## 1.2 Coursera Course Information Scraper
This notebook presents the codes used to scrape a the basic course information given the course href links. 

### Import libraries

In [None]:
# webscraping libraries
import requests
from bs4 import BeautifulSoup
from selenium import webdriver
import time

# other libraries 
import pandas as pd
import numpy as np
import seaborn as sns
import matplotlib.pyplot as plt

pd.options.display.max_colwidth = 350

### Import the urls generated from the previous step

In [None]:
course_url = pd.read_csv('./data/ds_course_urls.csv', header=0, names=['url'])

# course_url.drop(columns=['Unnamed: 0'], inplace=True)
course_url.dropna(inplace=True)
course_url.head()

In [None]:
# remove 'https://www.coursera.org' from the urls 
course_url['course_href'] = course_url['url'].map(lambda x: x.replace('https://www.coursera.org', ''))

In [None]:
course_url.head()

### Scrape course info with BeautifulSoup

In [None]:
# The below function scrapes the course information with the given url.

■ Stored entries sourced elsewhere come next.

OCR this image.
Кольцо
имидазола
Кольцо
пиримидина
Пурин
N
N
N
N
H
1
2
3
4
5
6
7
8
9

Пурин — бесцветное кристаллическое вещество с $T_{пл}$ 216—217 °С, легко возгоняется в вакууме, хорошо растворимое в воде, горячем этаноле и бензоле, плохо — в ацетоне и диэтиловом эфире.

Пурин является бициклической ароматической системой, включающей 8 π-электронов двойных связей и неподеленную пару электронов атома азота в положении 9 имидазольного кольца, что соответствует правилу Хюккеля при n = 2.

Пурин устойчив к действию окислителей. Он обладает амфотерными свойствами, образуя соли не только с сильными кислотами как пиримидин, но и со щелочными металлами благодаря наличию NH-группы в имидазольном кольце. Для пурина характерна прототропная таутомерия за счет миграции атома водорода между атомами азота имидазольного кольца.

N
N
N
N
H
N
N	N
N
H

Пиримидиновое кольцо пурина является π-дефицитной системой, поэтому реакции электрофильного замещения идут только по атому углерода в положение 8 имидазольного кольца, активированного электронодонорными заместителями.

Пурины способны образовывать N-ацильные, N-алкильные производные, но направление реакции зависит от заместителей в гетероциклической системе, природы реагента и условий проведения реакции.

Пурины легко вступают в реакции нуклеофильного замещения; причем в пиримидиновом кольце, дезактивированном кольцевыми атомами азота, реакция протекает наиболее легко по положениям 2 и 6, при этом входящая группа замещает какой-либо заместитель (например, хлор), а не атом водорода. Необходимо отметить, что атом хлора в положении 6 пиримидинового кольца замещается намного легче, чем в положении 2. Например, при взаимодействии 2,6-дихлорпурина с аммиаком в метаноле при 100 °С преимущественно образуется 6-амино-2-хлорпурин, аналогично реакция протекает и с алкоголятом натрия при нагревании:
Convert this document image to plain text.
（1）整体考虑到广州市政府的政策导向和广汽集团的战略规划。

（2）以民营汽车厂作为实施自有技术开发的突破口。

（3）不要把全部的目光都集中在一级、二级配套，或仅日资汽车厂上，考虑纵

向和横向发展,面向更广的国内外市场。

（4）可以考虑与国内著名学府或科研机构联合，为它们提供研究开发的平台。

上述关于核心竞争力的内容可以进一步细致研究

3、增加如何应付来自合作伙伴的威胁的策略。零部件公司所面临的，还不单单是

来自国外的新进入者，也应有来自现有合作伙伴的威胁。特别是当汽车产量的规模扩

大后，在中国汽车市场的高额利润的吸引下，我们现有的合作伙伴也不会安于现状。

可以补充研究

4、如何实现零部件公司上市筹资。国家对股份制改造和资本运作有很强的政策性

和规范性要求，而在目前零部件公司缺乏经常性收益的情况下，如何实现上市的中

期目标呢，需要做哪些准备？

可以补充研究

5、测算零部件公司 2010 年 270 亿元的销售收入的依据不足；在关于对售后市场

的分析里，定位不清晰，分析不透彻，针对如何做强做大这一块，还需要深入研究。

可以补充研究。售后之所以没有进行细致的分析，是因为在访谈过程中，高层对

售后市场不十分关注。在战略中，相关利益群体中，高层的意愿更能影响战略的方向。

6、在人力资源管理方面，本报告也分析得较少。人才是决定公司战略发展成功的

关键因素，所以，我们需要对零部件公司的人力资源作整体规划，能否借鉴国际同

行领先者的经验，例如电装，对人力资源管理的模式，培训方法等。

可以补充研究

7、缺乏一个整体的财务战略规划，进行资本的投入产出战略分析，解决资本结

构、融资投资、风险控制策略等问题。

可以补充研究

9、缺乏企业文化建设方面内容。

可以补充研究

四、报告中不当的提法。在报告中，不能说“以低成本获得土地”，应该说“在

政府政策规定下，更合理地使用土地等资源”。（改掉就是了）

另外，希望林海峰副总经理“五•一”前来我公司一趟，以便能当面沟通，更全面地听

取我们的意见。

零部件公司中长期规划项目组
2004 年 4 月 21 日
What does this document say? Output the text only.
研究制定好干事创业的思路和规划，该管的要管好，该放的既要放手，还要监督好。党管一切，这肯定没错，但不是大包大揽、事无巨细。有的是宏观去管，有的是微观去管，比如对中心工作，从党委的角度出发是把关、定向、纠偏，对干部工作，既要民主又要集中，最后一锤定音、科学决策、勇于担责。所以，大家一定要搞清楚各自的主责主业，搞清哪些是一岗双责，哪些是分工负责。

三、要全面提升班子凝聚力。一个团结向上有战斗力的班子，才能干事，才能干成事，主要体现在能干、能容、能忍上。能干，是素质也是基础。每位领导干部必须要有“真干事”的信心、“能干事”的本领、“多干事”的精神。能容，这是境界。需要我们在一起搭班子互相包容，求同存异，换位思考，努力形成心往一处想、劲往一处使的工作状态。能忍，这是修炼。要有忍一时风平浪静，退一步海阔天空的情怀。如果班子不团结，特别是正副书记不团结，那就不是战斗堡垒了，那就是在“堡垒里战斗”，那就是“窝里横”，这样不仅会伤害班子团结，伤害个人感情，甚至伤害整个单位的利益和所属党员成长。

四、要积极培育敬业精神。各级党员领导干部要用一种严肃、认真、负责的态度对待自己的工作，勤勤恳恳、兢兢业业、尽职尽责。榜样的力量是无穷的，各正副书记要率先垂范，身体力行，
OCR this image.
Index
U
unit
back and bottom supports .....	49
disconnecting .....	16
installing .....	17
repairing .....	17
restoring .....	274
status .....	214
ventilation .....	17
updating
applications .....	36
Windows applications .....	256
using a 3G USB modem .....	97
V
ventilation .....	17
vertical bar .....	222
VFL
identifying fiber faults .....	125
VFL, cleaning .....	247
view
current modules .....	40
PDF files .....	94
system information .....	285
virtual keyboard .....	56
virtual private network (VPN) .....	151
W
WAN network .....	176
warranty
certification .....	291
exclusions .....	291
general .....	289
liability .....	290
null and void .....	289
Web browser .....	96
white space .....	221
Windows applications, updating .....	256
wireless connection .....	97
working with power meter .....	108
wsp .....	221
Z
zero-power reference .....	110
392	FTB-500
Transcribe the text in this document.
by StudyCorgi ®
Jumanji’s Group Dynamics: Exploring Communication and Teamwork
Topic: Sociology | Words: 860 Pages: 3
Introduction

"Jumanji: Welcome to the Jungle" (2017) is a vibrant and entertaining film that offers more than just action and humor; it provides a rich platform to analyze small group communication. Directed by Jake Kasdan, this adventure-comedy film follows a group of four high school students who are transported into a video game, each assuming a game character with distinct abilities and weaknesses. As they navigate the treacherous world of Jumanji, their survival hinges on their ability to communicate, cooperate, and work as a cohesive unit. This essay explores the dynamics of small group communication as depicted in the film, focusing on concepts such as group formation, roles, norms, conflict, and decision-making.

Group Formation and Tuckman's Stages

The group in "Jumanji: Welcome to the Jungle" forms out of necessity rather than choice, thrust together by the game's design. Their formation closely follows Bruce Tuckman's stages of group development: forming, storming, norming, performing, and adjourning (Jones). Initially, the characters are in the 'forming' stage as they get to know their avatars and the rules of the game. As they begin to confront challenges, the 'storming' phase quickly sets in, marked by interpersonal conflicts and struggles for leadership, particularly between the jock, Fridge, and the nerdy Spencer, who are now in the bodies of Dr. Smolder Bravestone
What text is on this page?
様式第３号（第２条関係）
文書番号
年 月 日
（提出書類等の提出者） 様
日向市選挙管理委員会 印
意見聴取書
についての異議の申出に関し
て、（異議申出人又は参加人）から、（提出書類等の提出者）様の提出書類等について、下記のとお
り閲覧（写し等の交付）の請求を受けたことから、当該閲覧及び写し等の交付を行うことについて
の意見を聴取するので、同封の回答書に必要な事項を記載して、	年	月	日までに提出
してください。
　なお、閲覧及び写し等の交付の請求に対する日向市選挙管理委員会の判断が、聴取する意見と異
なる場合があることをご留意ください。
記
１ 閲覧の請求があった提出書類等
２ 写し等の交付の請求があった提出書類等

# course_herf = '/learn/astro'
# https://www.coursera.org/learn/astro

def course_info(course_herf):
    url = f'https://www.coursera.org{course_herf}'
    res = requests.get(url) 
    soup = BeautifulSoup(res.content)

    dict_course_info = {
        'course_href': course_herf,
        'course_name': soup.find('h1').text,
        'partner_title': soup.find('h4').text,
        'stars': soup.find('div', {'class': 'rc-ReviewsOverview__totals__rating'}).text,
        'recent_views': soup.find('div', {'class': 'rc-ProductMetrics'}).text,
        'num_ratings': soup.find('div', {'class': '_1srkxe1s XDPRating'}).find_all('div')[3].text,
        'num_reviews': soup.find('span', {'itemprop': 'reviewCount'}).text,
        'description': soup.find('div', {'class': 'm-t-1 description'}).text,
        'outcome': list(set([each.text for each in soup.find_all('div', {'class': '_1k3yl1y'})])),
        'highlight': list(set([each.text for each in soup.find_all('div', {'class': '_16ni8zai m-b-0'})])),
        'length': soup.find_all('div', {'class': '_1tu07i3a'})[-2].find('span').text}
    
    return dict_course_info

### Scrape course information of each of the courses in the `course_url` DataFrame

In [None]:
href_list = list(course_url['course_href'])

In [None]:
# using a forloop to scrape course info from a given list

list_info = []

for each in href_list:
    try:
        list_info.append(course_info(each))
    except:
        pass

course_info = pd.DataFrame(list_info)

In [None]:
# uncomment to run
# course_info.shape
# course_info.to_csv('./data/ds_course_df.csv')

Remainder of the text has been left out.